Una ammissione di colpa parziale, servizi sociali al posto del carcere, l’accordo quasi raggiunto. Si tratta sul giudizio di «condotta disonorevole» che lo escluderebbe da ogni possibile incarico pubblico. Comunque vada a finire la trattativa in corso, certo l’epilogo dell’era Netanyahu che tanto ha pesato su tutto il Medio Oriente.
Difficili trattative non solo giudiziarie con il mondo politico israeliano, già estremamente frammentato, alla prese con spaccature certe nel Likud, sino ad oggi il partito maggioritario che fu di Netanyahu.

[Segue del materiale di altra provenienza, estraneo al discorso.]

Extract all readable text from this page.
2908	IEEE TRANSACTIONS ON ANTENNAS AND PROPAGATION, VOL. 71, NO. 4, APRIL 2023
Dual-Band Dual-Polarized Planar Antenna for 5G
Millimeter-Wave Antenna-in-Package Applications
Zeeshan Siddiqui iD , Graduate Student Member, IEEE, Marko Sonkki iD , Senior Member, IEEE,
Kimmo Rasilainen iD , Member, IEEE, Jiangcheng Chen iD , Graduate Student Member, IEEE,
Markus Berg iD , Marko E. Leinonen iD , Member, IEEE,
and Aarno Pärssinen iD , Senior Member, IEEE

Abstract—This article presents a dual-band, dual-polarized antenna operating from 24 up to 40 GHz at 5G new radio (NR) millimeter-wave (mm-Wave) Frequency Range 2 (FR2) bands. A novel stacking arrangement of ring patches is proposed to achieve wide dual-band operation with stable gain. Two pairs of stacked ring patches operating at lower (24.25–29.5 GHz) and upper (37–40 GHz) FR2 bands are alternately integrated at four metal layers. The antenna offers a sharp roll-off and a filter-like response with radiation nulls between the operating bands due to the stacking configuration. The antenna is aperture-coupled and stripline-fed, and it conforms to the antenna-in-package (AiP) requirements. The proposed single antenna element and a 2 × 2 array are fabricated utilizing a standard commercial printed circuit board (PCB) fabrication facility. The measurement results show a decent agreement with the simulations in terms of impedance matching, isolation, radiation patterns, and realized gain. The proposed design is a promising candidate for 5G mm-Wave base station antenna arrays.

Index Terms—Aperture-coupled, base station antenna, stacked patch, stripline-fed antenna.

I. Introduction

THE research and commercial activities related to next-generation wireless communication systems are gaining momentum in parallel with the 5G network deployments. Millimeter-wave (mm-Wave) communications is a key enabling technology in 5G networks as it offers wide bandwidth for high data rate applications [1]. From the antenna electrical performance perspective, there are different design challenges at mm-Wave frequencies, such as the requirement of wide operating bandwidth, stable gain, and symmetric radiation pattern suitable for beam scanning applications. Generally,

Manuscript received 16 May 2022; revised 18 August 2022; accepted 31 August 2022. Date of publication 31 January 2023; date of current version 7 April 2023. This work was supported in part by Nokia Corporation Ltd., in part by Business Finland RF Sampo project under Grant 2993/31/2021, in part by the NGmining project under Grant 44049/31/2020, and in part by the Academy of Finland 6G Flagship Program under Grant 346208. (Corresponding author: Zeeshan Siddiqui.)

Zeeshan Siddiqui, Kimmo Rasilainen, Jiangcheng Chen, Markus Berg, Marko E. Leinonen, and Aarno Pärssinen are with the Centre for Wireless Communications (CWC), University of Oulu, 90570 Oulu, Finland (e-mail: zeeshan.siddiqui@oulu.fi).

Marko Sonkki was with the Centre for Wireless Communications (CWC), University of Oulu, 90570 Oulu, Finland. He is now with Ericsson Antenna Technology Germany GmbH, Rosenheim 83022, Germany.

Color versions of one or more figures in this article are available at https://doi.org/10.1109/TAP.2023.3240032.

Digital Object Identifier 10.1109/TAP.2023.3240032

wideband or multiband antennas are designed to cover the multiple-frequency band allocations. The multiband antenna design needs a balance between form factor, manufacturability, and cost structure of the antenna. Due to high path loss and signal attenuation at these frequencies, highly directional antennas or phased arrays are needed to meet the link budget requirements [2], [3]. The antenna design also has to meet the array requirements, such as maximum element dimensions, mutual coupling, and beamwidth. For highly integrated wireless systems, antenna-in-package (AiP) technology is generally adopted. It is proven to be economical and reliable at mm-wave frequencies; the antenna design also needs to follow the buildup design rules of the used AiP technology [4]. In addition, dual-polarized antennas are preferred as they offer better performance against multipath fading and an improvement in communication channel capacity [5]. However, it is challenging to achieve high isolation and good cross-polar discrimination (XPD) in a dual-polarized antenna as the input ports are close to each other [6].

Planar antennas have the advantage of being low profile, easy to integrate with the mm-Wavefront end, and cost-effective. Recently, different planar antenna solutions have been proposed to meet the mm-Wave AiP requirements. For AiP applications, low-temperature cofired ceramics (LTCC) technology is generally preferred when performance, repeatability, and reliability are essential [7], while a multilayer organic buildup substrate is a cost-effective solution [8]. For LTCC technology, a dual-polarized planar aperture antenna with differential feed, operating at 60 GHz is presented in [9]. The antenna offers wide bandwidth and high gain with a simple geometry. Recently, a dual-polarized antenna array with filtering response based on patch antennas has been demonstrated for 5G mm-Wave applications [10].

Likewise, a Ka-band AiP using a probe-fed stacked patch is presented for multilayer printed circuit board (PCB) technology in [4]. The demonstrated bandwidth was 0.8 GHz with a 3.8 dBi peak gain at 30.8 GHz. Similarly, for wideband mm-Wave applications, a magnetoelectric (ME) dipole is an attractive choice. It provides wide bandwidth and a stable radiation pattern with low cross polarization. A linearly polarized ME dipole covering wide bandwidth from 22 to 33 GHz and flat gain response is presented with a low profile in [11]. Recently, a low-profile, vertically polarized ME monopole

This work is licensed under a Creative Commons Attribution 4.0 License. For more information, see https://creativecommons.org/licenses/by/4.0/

Ancora l’ombra del carcere
«Le possibilità di raggiungere un patteggiamento con l’ex primo ministro Benjamin Netanyahu prima della fine del mandato del procuratore generale Avichai Mendelblit sono “scarse”, hanno affermato domenica i soci del procuratore generale», avverte Netael Bandel su Haaretz.
«Secondo una fonte vicina a Mendelblit , anche se Netanyahu stasera accetta i tre principi che Mendelblit ha posto come condizione dell’accordo: ammettere due casi di frode e violazione della fiducia, accettare una constatazione di turpitudine morale e rispettare un sentenza di servizio alla comunità – non è chiaro se sarà possibile mettere in atto tali dettagli entro le prossime due settimane».
L’addio di Netanyau per evitare il carcere
Due fatti certi. Che l’ex premier (ma non la sua famiglia, sembra) sia deciso a patteggiare avendo come quasi certa alternativa in carcere, e che lo voglia anche il suo grande accusatore, il Procuratore generale Avichai Mandelblit, col problema di dover concludere entro la scadenza del suo mandato a febbraio. Mentre non è più un mistero che a mediare tra le parti sia l’influente ex presidente della Corte Suprema il giudice Aharon Barak: nome pesante del sistema costituzionale israeliano.
‘Condotta disonorevole’
Questione pendente, il giudizio di “condotta disonorevole” che, se applicato nel patteggiamento, escluderebbe di fatto l’ex premier per un lungo tempo (7 anni) da ogni attività politica. Per evitare questo Netanyahu si dichiarerebbe colpevole di frode e abuso di potere nei 3 casi in questione, ma non di corruzione sullo acambio di favori con l’editore-imprenditore Arnon Mozes per una copertura mediatica benevola da parte del media Walla.
Ma chi si fida di Netanyahu?
L’impasse ha finora bloccato l’accordo, ma la soluzione sarebbe quella di lasciare ai giudici, dopo il patteggiamento, la parola definitiva sulla “condotta disonorevole”. Una strada che tuttavia ancora non convince Mandelblit e la Procura, timorosi che Netanyahu non mantenga poi i patti. Certo è che l’impegno di Barak a favore dell’accordo tra le parti ha scatenato un putiferio soprattutto quando ha sostenuto di averlo fatto in omaggio “ai grandi contributi di Netanyahu al Paese e alla sua difesa del sistema giudiziario”.
Minaccia politica permanente
In ballo, se passasse la “condotta disonorevole” non c’è solo il seggio di Netanyahu alla Knesset, ma anche la sua leadership sul Likud. Tolto di scena definitivamente l’ex premier – hanno sottolineato gli analisti – non è così sicuro che le forze di destra restino all’interno dell’attuale maggioranza di governo e non preferiscano invece raggiungere il Likud (primo partito alla Knesset) per un nuovo esecutivo. Un ragionamento sul quale il premier attuale Naftali Bennet (leader di ‘Yamina’, ’Destra’) è intervenuto per escludere ogni scossone.
«A tutti i commentatori politici che elaborano i loro grafici e scenari – ha detto – state tranquilli. Il governo israeliano sta lavorando e agendo». Speriamo in maniera troppo veemente verso l’Iran.